Reduced tourism and cellar door sales brought on by flooding compounded those issues at the beginning of the year.
To mark a hopeful turning point, Riverland Wine has launched the Riverland Wine Exhibition as a tribute to the resilience and successes of winemakers despite the odds having been stacked against them.
On display at the National Wine Gallery, the exhibition presents large vibrant photographs and the associated stories of people from all areas and levels of the industry.
Riverland Wine Executive Officer Lyndall Rowe said the exhibition is part of their Riverland Uprising program, which was begun in 2022 to promote and provide opportunities for small winemakers to develop and expand into export markets.
Rowe said the photographs taken by Matt Wilson for that pilot program really stuck with people so they brought Wilson back at the beginning of the year to capture more photographs and extend the series for display.
“The exhibition is really focusing on the people of the Riverland who are involved with the wine industry,” Rowe says.
Photographs of multigenerational wine families, industry innovators and wine-adjacent personalities in unique settings make up the bulk of the exhibition.
“We have families who have worked the land for decades, the Waikerie Football Club President, who manages a vineyard, to tourism providers who are doing everything they can to share their love for this unique region, all sharing their stories,” Rowe said.
“The photographs are taken in a light-hearted way, but deliver the important message that we’re here, we’re moving forward, resilient and having a crack.”
Inventory overstocking is an ongoing concern among Riverland winemakers as changing tastes, reduced exports and the Chinese tariffs effect the industry.
Tanks are still full of Shiraz and Cabernet Sauvignon from previous vintages, leaving no room for upcoming vintages and forcing winemakers to leave grapes to wither on the vine.
“The wine is getting older and the market demand is for young wine.

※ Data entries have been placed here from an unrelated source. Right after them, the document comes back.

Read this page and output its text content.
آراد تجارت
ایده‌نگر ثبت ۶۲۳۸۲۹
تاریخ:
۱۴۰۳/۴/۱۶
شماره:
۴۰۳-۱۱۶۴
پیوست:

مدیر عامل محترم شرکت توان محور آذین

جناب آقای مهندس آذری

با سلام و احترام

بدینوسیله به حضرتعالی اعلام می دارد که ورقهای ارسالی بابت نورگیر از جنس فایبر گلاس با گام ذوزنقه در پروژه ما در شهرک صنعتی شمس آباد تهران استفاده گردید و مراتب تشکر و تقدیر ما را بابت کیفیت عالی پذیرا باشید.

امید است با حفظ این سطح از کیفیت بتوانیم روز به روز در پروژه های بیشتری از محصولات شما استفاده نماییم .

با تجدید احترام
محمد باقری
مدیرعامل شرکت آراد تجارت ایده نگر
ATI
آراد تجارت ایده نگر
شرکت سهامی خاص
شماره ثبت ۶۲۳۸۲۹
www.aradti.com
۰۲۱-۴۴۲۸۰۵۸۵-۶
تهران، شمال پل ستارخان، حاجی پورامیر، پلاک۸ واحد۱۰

After a year or two it’s considered to be too old for market,” Rowe said.
Photographs of tanks of red wine being emptied onto the ground show the reality of what this means for the region’s winemakers.
Other photographs show SARDI researchers experimenting with stalling crops at their Riverland vineyards in order to save on fertilizer and irrigation during over-stocked seasons.
Riverland Wines and Primary Industries and Regional Development have partnered to develop a 10-year blueprint to support the longevity of the regions wine industry.
The free exhibition runs until Thursday, 1 June, and a special collection of wines from the Riverland will be on display throughout the month and available for tasting and purchase at the National Wine Centre.